3 - Understand the root causes of customer dissatisfaction: Analytics can help identify the underlying causes of customer frustration by identifying the specific business processes, products, services or agents which are producing customer dissatisfaction.
4 - Improve the effectiveness of sales, up-selling and cross-selling: Organisations are increasingly encouraging their agents to use up-selling and cross-selling techniques. However, the sales techniques which are most effective can differ markedly depending on the product or service being sold. The techniques which are most effective for each specific situation can be identified by analytics, then agents can be trained when to use each technique within conversations. These conversations can then be continuously monitored to ensure that agents are properly using the techniques they've learned.

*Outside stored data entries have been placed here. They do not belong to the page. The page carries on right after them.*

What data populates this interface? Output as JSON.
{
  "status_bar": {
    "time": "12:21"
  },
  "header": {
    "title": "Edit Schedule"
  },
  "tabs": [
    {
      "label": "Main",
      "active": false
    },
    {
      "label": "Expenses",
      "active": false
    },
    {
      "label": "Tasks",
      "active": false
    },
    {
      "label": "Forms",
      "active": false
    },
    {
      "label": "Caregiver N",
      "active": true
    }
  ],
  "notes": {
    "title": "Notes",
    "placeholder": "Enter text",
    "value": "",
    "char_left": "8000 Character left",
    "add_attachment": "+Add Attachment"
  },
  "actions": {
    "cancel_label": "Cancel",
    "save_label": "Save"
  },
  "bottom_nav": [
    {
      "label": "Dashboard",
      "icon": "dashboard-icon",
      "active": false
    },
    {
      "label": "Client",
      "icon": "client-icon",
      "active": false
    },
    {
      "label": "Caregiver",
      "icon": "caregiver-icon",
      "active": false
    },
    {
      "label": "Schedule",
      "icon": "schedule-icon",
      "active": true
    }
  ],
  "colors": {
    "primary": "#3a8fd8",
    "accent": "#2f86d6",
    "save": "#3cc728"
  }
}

5 - Proactively discover emerging trends within the Voice of the Customer: Most organisations are already aware of the most important Key Performance Indicators and agent and customer behaviours that are important to measure and monitor on an ongoing basis. However, even the most technologically advanced analytical systems usually need to be told by humans what to analyse, so if the organisation doesn't already know that they need to be on the lookout for a particular issue, most analytical systems are equally unaware of such "unknown" issues. Speech Analytics and Text Analytics can automatically discover emerging trends or issues within the voice of the customer by analysing all conversations and uncovering relevant topics that customers are suddenly talking more frequently about. These "automatic discovery analytics" can then proactively alert organisations about issues with their products or services which the organisation may not have been previously aware of.
So, what's the conclusion?
Customer service operations need to start moving to more holistic measurement programmes for communication channels and touch points, to understand the customer journey end-to-end and completely understand all conversations the organisation is having with customer and prospects. By analysing all conversations and capturing the Voice of the Customer across all channels, organisations can begin to accurately measure customer loyalty, understand and validate what is driving customer satisfaction, whilst identifying areas of improvement.
As new business challenges emerge, analytics play a vital role in helping organisations identify and address problems with customer experience before it significantly impacts customer retention.